The thing that bothers me about people saying that school uniforms remove obvious income inequalities is how often the fact that uniforms are designed for a particular body size/shape, with particular ability levels in mind and often dividing children along normative gender lines.

I missed the introduction of blazers by one year at high school, and thank god because they were designed for flat chests, and I was at least a couple of cup sizes larger than most of my peers and I'd have ended up wearing it open with folds of fabric bunched under my arms. The kid for whom it is a perfect fit may not enjoy wearing a uniform - which is an opinion I have sympathy with, but their experience is going to be quite different to that of a kid for whom the uniform sets of sensory issues, or is not comfortable wearing clothes clearly associated with [assigned gender].

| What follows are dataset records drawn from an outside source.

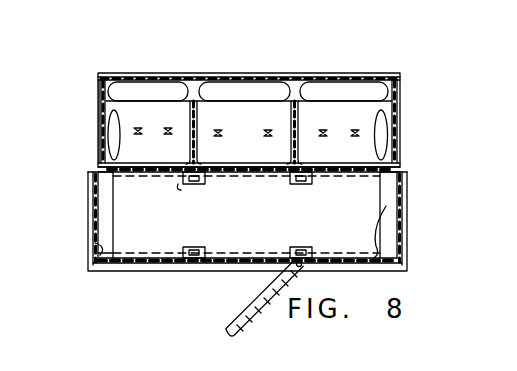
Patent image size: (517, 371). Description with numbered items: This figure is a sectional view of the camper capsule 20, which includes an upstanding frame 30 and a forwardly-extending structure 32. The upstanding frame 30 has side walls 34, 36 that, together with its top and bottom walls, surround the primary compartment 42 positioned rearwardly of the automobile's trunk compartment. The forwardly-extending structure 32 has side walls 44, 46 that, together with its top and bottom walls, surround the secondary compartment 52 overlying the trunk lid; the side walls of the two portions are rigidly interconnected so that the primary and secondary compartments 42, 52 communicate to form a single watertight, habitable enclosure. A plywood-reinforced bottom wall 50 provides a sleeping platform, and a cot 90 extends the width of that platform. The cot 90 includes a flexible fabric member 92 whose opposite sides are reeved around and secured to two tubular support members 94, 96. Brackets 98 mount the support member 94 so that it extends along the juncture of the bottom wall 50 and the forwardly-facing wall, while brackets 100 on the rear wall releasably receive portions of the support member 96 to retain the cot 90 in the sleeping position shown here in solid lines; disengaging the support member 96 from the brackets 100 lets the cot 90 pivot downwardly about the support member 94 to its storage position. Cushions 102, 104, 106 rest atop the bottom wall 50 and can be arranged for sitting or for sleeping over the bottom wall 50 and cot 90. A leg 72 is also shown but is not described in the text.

The camper capsule 20 is at (398, 61).
The upstanding frame 30 is at (409, 195).
The forwardly-extending structure 32 is at (405, 119).
The side wall 34 is at (93, 220).
The side wall 36 is at (403, 218).
The primary compartment 42 is at (148, 240).
The side wall 44 is at (100, 124).
The side wall 46 is at (397, 138).
The bottom wall 50 is at (181, 189).
The secondary compartment 52 is at (141, 146).
The support leg 72 is at (255, 297).
The cot 90 is at (382, 272).
The flexible fabric member 92 is at (330, 221).
The tubular support member 94 is at (93, 175).
The tubular support member 96 is at (105, 257).
The brackets 98 is at (107, 176).
The brackets 100 is at (302, 250).
The cushion 102 is at (178, 92).
The cushion 104 is at (268, 92).
The cushion 106 is at (378, 90).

Of course, doing away with uniform doesn't solve this anyway - it means that kids with a sufficient level of family income and either sympathetic parents or control over their own budget are going to be better off, and the rest may well not be. I don't think we can solve this issue without eliminating poverty/substantially reducing income inequality. But I think this whole discussion is suffering from a severe case of assuming that making very different people do the same thing is equality.

anthea said...

(Sorry, by discussion I meant discussion on school uniform in general, not the comments to this blog post in particular...)

Katherine said...

Kids need seperate clothes for after school? I used to leave my uniform on til it was time to shower and go to bed. Granted, I didn't do much socialising after school, but I don't remember anyone else getting changed after, unless they had a job to go to.

My main peeve with the uniform was always the skirt that blew up in the wind, necessitating having ALL your books and things fit in your bag so that you had one hand free to open doors and such, and the other hand free to hold down your skirt. I agree teachers should abide by uniform regulations as well. But apart from that one (huge) issue you can count me as another who wasn't hugely bothered by the uniform.